Is All This Green Talk Making You Turn Blue?

green.jpgEco-friendly fever has rapidly become mainstream, sweeping the nation by storm. You are either green or you aren't. Marketers have created programs that tout green products, donate money to global conservation efforts, and have even tried to make their processes and systems more eco-friendly along the way. Americans talk green, but do they act green? Do consumers really understand the eco-benefits that companies are claiming?

According to the Federal Trade Commission, consumers don't - a key reason for why the government agency is cracking down on its green guidelines and forcing companies to show reliable evidence of their efforts. In reality, few consumers understand how their dollars help the planet and companies lacking true messaging campaigns will begin to pay the price. The FTC will begin to mandate that companies explain to consumers exactly what benefits are derived from their environmental efforts through clear, understandable messaging.

In other words, if you are going to create a green initiative for your team/sports organization, act with sincerity and in doing so, explain exactly what you are doing to consumers. Has the sports marketplace been slow to adapt to the green movement? Not necessarily. Recognizing how highly consumers "say" they value the eco-friendly initiatives, more teams and corporate sponsors than ever are responding:

  • The Buffalo Sabres recently announced a "Blue & Gold Make Green Initiative" where the team is aligning with National Fuel Gas Co. to become environmentally friendly and hand out 5,000 conservation kits to fans that attended their Feb. 17th home contest. 
  • Gas and energy companies are using green messaging to make a social connection with fans through their sports partnerships.
  • The Washington Nationals are creating the first big league sports facility with a green roof; the ballpark will feature a 6,300 square foot roof that is covered with plant grass and other plants. The green roof is designed to absorb the sun's rays and reduce the amount of reflected heat.
  • NBC's Sunday Night Football has demonstrated numerous "energy conservation efforts", including a feature where the network aired its halftime coverage in the dark to save electricity.
  • The Pepsi Center become the first sports arena in the United States to claim "100 percent Green" status by announcing it will buy enough renewable energy to offset all electricity used at the arena. Arena officials also announced a program to encourage fan involvement in environmental issues, a package of improvements to the 9-year-old facility, and the arena's involvement in the Environmental Protection Agency's "Climate Leaders" program -- again, the first in the United States by a sports arena (3/17, Newswire)
  • The Cleveland Indians announced an environmental campaign termed, "Our Tribe Is Green... Are You In The Tribe?". The campaign is supported with "green concessions efforts" - recycable paper, corn starch cups, and recycable containers (SBJ 3.24.07)
  • The Pittsburgh Pirates launched "Let's Go Bucs. Let's Go Green." to stimulate green initiatives, business practices, and educational outreach (SBJ 3.24.07)
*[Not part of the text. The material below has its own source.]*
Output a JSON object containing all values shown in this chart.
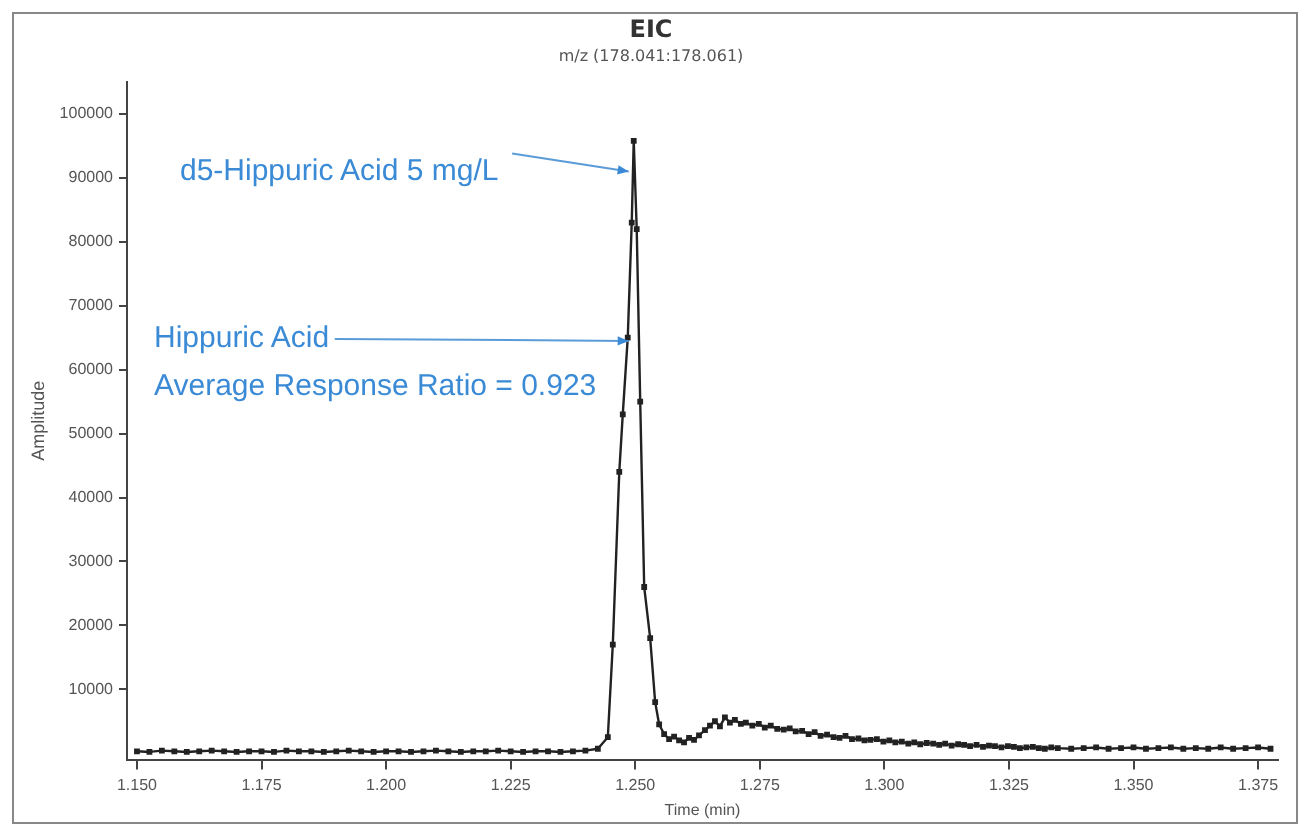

However, when going green act with caution. Mike Lawrence, EVP of Cone LLC in Boston, said it best, "Green marketing is a minefield and a fertile field at the same time. Marketers see the polls and want to take advantage of the green movement. In the process they may be shooting themselves in the foot."

On a side note: Starbucks' current "Green Slogan" for its paper products is pretty good:

Less Napkins. More Plants. More Planet. Less Napkins.